Bennett-Meany, along with the Boy Scouts, intends to mark the channels with signs bearing the silhouette of a canoe, as well as numbers that will correspond to a printed map people can access off the Meadowlands Commission website. This map and brochure will feature attractions of particular points along the trail.
"People may want to come out here on their own, but they don't know where to go because things aren't marked," Bennett-Meany said. "This will help them. People can also start off with one of my guided tours and then go exploring on their own."
The map and markers will inform people about the various off shoots, where deeper channels are. While the main creek is defined well enough, even our boat is forced to turn around at shallow water.
There are, too, historical points of reference, such as the wood tide gates installed originally by the Dutch during the time when they sought to farm the wetlands, using flood control methods developed in the Netherlands. But other hands have played a part in reshaping this part of the world. The gates were reconstructed during various times, to help fight flooding or mosquitoes. Many of the side ditches we pass were part of a futile early 20th century effort to battle mosquitoes.
Other changes have occurred here.

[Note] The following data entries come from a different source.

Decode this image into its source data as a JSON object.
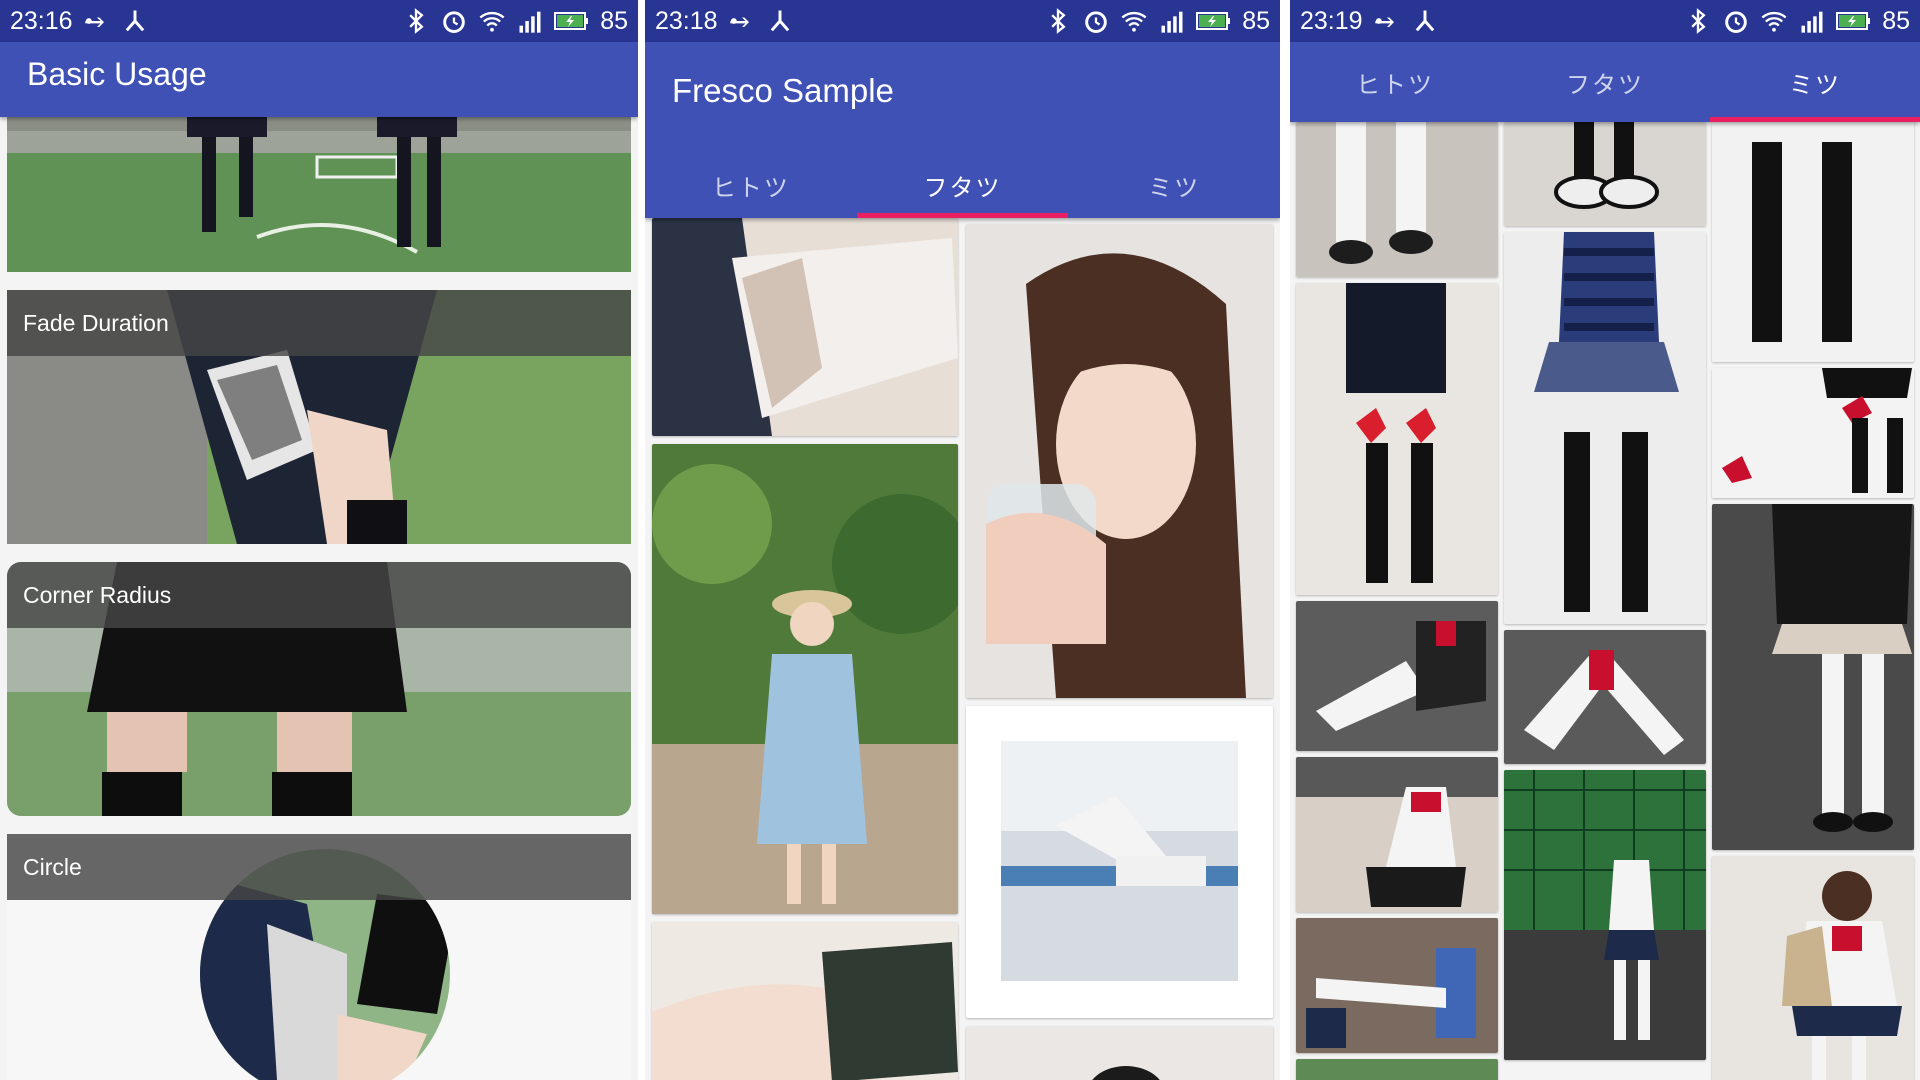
{
  "screens": [
    {
      "time": "23:16",
      "battery": "85",
      "app_title": "Basic Usage",
      "cards": [
        {
          "label": ""
        },
        {
          "label": "Fade Duration"
        },
        {
          "label": "Corner Radius"
        },
        {
          "label": "Circle"
        }
      ]
    },
    {
      "time": "23:18",
      "battery": "85",
      "app_title": "Fresco Sample",
      "tabs": [
        "ヒトツ",
        "フタツ",
        "ミツ"
      ],
      "active_tab": 1
    },
    {
      "time": "23:19",
      "battery": "85",
      "tabs": [
        "ヒトツ",
        "フタツ",
        "ミツ"
      ],
      "active_tab": 2
    }
  ],
  "colors": {
    "status_bar": "#283593",
    "app_bar": "#3f51b5",
    "tab_indicator": "#e91e63"
  },
  "icons": {
    "status_left": [
      "usb-icon",
      "debug-icon"
    ],
    "status_right": [
      "bluetooth-icon",
      "alarm-icon",
      "wifi-icon",
      "signal-4g-icon",
      "battery-icon"
    ]
  }
}
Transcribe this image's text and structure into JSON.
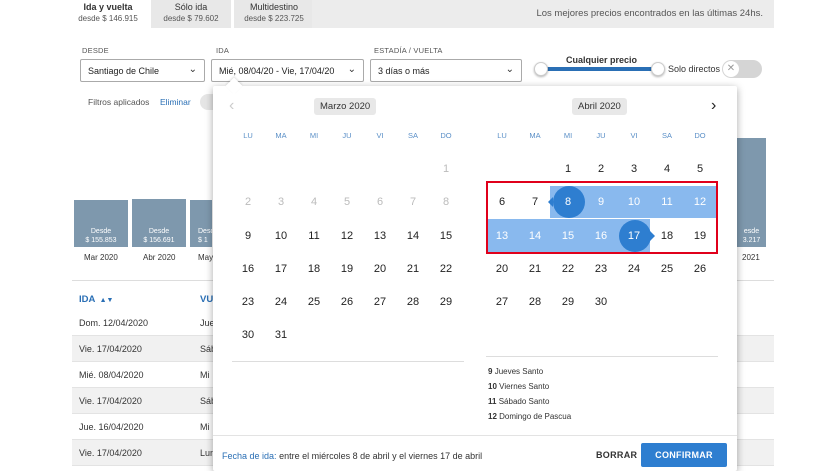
{
  "tabs": [
    {
      "label": "Ida y vuelta",
      "price": "desde $ 146.915"
    },
    {
      "label": "Sólo ida",
      "price": "desde $ 79.602"
    },
    {
      "label": "Multidestino",
      "price": "desde $ 223.725"
    }
  ],
  "best_prices_note": "Los mejores precios encontrados en las últimas 24hs.",
  "filters": {
    "from_label": "DESDE",
    "from_value": "Santiago de Chile",
    "dates_label": "IDA",
    "dates_value": "Mié, 08/04/20 - Vie, 17/04/20",
    "stay_label": "ESTADÍA / VUELTA",
    "stay_value": "3 días o más",
    "price_label": "Cualquier precio",
    "direct_label": "Solo directos",
    "applied_label": "Filtros aplicados",
    "clear_label": "Eliminar"
  },
  "background_chart": {
    "bars": [
      {
        "line1": "Desde",
        "line2": "$ 155.853",
        "month": "Mar 2020"
      },
      {
        "line1": "Desde",
        "line2": "$ 156.691",
        "month": "Abr 2020"
      },
      {
        "line1": "Desde",
        "line2": "$ 1",
        "month": "May"
      },
      {
        "line1": "esde",
        "line2": "3.217",
        "month": "2021"
      }
    ]
  },
  "table": {
    "col1_header": "IDA",
    "col2_header": "VU",
    "rows": [
      {
        "ida": "Dom. 12/04/2020",
        "vuelta": "Jue"
      },
      {
        "ida": "Vie. 17/04/2020",
        "vuelta": "Sáb"
      },
      {
        "ida": "Mié. 08/04/2020",
        "vuelta": "Mi"
      },
      {
        "ida": "Vie. 17/04/2020",
        "vuelta": "Sáb"
      },
      {
        "ida": "Jue. 16/04/2020",
        "vuelta": "Mi"
      },
      {
        "ida": "Vie. 17/04/2020",
        "vuelta": "Lun"
      }
    ]
  },
  "calendar": {
    "weekdays": [
      "LU",
      "MA",
      "MI",
      "JU",
      "VI",
      "SA",
      "DO"
    ],
    "left_month": "Marzo 2020",
    "right_month": "Abril 2020",
    "march_weeks": [
      [
        "",
        "",
        "",
        "",
        "",
        "",
        "1"
      ],
      [
        "2",
        "3",
        "4",
        "5",
        "6",
        "7",
        "8"
      ],
      [
        "9",
        "10",
        "11",
        "12",
        "13",
        "14",
        "15"
      ],
      [
        "16",
        "17",
        "18",
        "19",
        "20",
        "21",
        "22"
      ],
      [
        "23",
        "24",
        "25",
        "26",
        "27",
        "28",
        "29"
      ],
      [
        "30",
        "31",
        "",
        "",
        "",
        "",
        ""
      ]
    ],
    "april_weeks": [
      [
        "",
        "",
        "1",
        "2",
        "3",
        "4",
        "5"
      ],
      [
        "6",
        "7",
        "8",
        "9",
        "10",
        "11",
        "12"
      ],
      [
        "13",
        "14",
        "15",
        "16",
        "17",
        "18",
        "19"
      ],
      [
        "20",
        "21",
        "22",
        "23",
        "24",
        "25",
        "26"
      ],
      [
        "27",
        "28",
        "29",
        "30",
        "",
        "",
        ""
      ]
    ],
    "holidays": [
      {
        "day": "9",
        "name": "Jueves Santo"
      },
      {
        "day": "10",
        "name": "Viernes Santo"
      },
      {
        "day": "11",
        "name": "Sábado Santo"
      },
      {
        "day": "12",
        "name": "Domingo de Pascua"
      }
    ],
    "range_color": "#89b9ee",
    "endpoint_color": "#2e7ed0",
    "highlight_color": "#e0001b"
  },
  "footer": {
    "label": "Fecha de ida:",
    "text": "entre el miércoles 8 de abril y el viernes 17 de abril",
    "clear_button": "BORRAR",
    "confirm_button": "CONFIRMAR"
  }
}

The construction of the Oradell Dam up river in the 1930s changed the nature of the water, allowing salt water tides to reach further inland so that Mill Creek has a mixture of salt water and fresh water species of plants and animals.
"Each part of the Meadowlands attracts slightly different varieties because of this," she said, which is why another canoe trail is planned for the southern section of the Meadowlands estuary where canoers can access the river from Secaucus' Laurel Hill Park.
The main part of the network of trails that will open eventually along Mill Creek is a route that is 1.5 miles long, and takes about two hours to travel round trip at a leisurely gait.
Although birds make up the most obvious resident of this world, other creatures stir in the dense undergrowth. Holes in the banks indicate homes of muskrats and turtles, although neither was visible during this trip. A recent study of the fish population also showed significant increases in that regard, providing a significant food source for migrating birds. Since much of the area around Mill Creek was rescued as part of a natural recovery project, many of the plants growing on the islands were designed to provide food for birds as poke weed, smart weed and spike rush.
"They just love spike rush," she said.
The population of birds changes with the season. In spring, summer and fall, egrets are frequent visitors, but most of these have already gone south by this trip, with flocks of excited teal most visible.
"We really want people to come out here and see what this is like," Bennett-Meany said as she steered the boat back towards the main river. "That is why we are doing all this. To get people to come and see it and enjoy it."